Now if you’re listening carefully, you may have noticed a few holes in my description of this miraculous form of computation. You may recall from elementary probability that there is one major limitation to this probability-multiplying trick: the two probabilities must be *independent*. So suppose you want your stochastic computer to find the square of 0.8. Can you just connect your 80%-probability wire to both inputs of the AND gate, and expect an output result that is 0.8 time 0.8 (or 0.64) ones? No— the output will actually just replicate the input value of 0.8, since at any given time, it will be 1 if and only if the input stream had a value of 1. Think about my real-life example again: if I tell you there’s an 80% chance I’ll record a good podcast next year, what’s the chance I’ll record a good podcast AND I’ll record a good podcast? Stating it redundantly doesn’t change the probability, it’s still 80%. To compute a square operation in a stochastic computer, I need to ensure I have two *independent* bit streams that each represent the number I’m squaring. So I need two separately-generated streams, each with that 80% probability, and can’t take the shortcut of connecting the same input twice. If performing a series of computations in a stochastic computer, a designer needs to be very careful to take correlations into account at each stage.
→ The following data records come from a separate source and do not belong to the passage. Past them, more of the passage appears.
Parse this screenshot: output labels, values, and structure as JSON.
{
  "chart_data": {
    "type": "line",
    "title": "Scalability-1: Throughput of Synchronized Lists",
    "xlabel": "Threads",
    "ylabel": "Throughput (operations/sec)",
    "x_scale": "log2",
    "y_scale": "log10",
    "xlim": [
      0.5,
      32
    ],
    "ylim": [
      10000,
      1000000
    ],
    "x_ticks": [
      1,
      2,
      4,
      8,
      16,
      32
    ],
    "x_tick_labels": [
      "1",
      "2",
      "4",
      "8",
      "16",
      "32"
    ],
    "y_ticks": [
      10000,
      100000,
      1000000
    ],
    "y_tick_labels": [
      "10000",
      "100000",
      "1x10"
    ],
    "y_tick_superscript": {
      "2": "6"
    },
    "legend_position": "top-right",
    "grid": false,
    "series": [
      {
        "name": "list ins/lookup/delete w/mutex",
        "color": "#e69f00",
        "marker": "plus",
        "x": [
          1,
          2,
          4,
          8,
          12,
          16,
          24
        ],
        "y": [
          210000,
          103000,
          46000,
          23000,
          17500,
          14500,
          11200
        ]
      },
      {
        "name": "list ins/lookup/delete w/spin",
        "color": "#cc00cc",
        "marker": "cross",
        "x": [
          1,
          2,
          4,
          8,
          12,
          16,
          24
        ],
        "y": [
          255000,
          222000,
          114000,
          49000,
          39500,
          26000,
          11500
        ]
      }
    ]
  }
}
To look at another challenge of this computing style, let’s ask another basic question: why doesn’t everyone implement their computers this way? It’s not a question of technology— stochastic computing was first suggested in the 1950s, and such devices were actually constructed starting in the late 1960s. Most importantly, generating independent bit streams with the probabilities equal to all the inputs of your computing problem, and then decoding the resulting output stream to find the probability of a 1 in your results, are both very complex computing tasks in themselves. So I kind of cheated when I said the multiplication was done solely with the single AND gate. Processing the inputs and outputs requires major designs with thousands (or more) of logic gates, quickly wiping out the benefit of the simplified multiplication. This isn’t a total barrier to the method though. The key is to find cases where we are able to do a lot of these probabilistic operations in relation to the number of input bit streams we need to create. This can even be an advantage in some ways: unlike a conventional computation, if a stochastic computer spends extra time performing the same computation and observing the output, it can increase the precision of the result. But these issues do mean that finding good applications for the method can be rather tricky, as complex input and output generation must be balanced against the major simplification of certain operations.
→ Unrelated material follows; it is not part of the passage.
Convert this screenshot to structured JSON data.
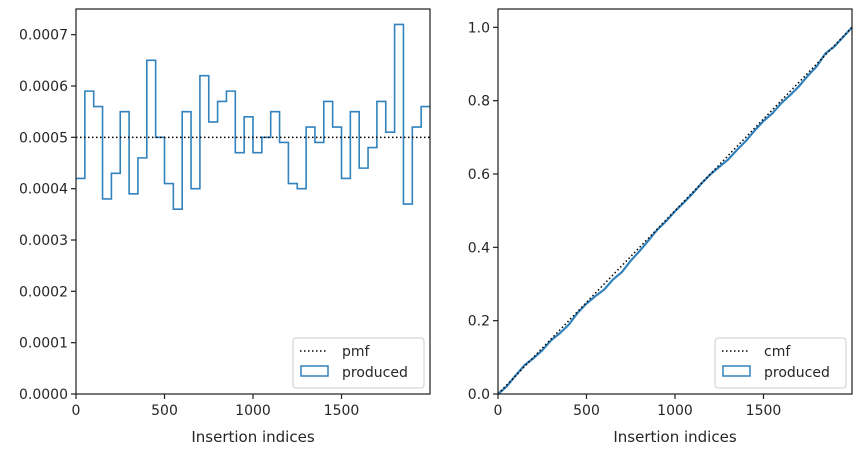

Although stochastic computers were first constructed almost a half-century ago, they were then mostly abandoned for several decades. With the breakneck pace of advances in conventional computing, there just wasn’t that much interest in exploring such exotic methods. But with the recent slowdown of Moore’s Law, the traditional doubling of computer performance every 18 months or so, there has been a renewed interest in alternate computing models. Certain specific applications, such as low-density parity check codes and image processing, are well-suited to the stochastic style of computing, and are current subjects of ongoing research. I’m sure that in coming years, we’ll hear about more clever solutions to common problems that can be better performed by this unusual computing method.
And this has been your math mutation for today.